The Granite Mountain Hotshots, a crew of 20 elite firefighters with the Prescott Fire Department, were called to battle a wildfire that spanned roughly 2,000 acres, according to local Prescott publication The Daily Courier.
A hotshot who was working apart from the others survived, the other 19 died. Art Morrison of the Arizona State Forestry Commission explained to CNN what happened: “In normal circumstances, when you’re digging fire lines, you make sure you have a good escape route, and you have a safety zone set up. Evidently, their safety zone wasn’t big enough, and the fire just overtook them. By the time the other firefighters got in, they didn’t survive.”
An investigation is underway. The names of the firefighters had not been released as of Monday morning. The town of Yarnell is home to about 700; about 200 homes have been destroyed.
It has been 80 years since so many firefighters died in a single U.S. wildfire, according to the Courier. In 1933, 25 firefighters died in the Griffith Park fire in Los Angeles.
Prescott Fire Department Fire Chief Dan Fraijo told the Courier: “We’re devastated. We just lost 19 of the finest people you’ll ever meet …Truly we’re going through a terrible crisis right now.”
Obama gave his condolences on Sunday during his trip in Africa, quoted by the Agence France-Presse (AFP): “They were heroes—highly-skilled professionals who, like so many across our country do every day, selflessly put themselves in harm’s way to protect the lives and property of fellow citizens they would never meet.”
“The federal government is already assisting, and we will remain in close contact with state and local officials to provide the support they need,” he said. “But today, Michelle and I join all Americans in sending our thoughts and prayers to the families of these brave firefighters and all whose lives have been upended by this terrible tragedy.”
Senator John McCain wrote on his Facebook page: “Today, the families and loved ones of the 19 brave firefighters who lost their lives battling the Yarnell Hill Fire in Central Arizona—as well as those still fighting the fire—are in the thoughts and prayers of all Americans.
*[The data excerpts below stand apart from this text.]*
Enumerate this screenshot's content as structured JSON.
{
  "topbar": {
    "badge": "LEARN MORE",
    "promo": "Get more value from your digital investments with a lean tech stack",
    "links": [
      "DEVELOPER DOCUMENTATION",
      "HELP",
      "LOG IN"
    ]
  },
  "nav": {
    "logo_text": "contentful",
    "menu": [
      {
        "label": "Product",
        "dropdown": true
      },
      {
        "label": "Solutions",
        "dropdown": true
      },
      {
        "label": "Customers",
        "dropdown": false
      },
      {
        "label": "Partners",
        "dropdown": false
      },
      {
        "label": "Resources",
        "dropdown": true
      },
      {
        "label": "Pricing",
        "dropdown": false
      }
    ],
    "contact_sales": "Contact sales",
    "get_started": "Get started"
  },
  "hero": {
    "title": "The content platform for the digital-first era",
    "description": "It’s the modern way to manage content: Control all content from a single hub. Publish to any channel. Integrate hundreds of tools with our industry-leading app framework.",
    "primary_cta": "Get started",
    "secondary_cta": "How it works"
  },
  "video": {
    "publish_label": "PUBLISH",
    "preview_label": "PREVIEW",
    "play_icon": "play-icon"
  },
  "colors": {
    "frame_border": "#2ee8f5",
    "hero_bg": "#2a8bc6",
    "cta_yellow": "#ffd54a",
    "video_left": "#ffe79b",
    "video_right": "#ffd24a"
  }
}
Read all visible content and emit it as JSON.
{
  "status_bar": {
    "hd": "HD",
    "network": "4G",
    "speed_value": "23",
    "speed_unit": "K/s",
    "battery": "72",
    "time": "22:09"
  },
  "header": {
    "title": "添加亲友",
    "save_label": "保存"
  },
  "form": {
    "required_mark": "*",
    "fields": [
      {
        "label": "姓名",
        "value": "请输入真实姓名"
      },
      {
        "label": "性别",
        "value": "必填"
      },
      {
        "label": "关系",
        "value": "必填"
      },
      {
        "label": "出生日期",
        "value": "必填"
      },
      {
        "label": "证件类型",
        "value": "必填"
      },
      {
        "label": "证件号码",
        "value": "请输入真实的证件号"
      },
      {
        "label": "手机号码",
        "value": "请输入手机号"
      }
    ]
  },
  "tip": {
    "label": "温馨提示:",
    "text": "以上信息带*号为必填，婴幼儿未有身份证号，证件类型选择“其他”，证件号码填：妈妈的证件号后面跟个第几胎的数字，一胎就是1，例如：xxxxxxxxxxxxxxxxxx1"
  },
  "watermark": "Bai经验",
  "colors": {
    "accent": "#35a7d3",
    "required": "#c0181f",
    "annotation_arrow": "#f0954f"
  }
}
This devastating loss is a reminder of the grave risks our firefighters take every day on our behalf in Arizona and in communities across this nation. Their sacrifice will never be forgotten.”
Arizona Gov. Jan Brewer is quoted by the Prescott E-News: “This is as dark a day as I can remember, with Arizona suffering the truly unimaginable loss of 19 wildland firefighters. They were battling the Yarnell Fire, near Prescott, when the fast-moving blaze overtook their position.
“It may be days or longer before an investigation reveals how this tragedy occurred, but the essence we already know in our hearts: fighting fires is dangerous work. The risk is well-known to the brave men and women who don their gear and do battle against forest and flame.
“When a tragedy like this strikes, all we can do is offer our eternal gratitude to the fallen, and prayers for the families and friends left behind. God bless them all.”
On a Facebook page set up in memory of the firefighters, many Americans and people from all over the world expressed sympathy.
“The loss of these good people makes me feel ill. Can’t even imagine what their families are going through right now,” wrote Yvonne Luppens Erickson.
“I carried the Prescott Hotshots on my Fire bus several times in the past,” wrote Dianne Bartlett. “My heart is breaking today. I know that most of those I knew have already graduated to other things, but I wanted to say they were some of the nicest folks I carried. RIP I know you died doing something you loved. I pray for the families and friends of these heroes,” she added.
Mike Jerbi quotes a poem written by R. Hoffman, a Missouri firefighter, titled “Fallen”:
“Rest now my fallen brother
Lay soft your suffering back
Rest well and forever
Your memory shall not lack
Rest your tired hands
Wipe clean your weary brow
Rest with St. Florian
Your spirit now endowed
Rest here your breaking heart
We know you gave your all
Rest easy, you’ve done your part
You’ve answered your last call
Rest knowing that in God we sought
Oh Lord, watch over another who just fell
Rest assured your troubled thought
As we ring the final bell.”
Fawn Cortes wrote, “May you rest in perfect peace our protectors.”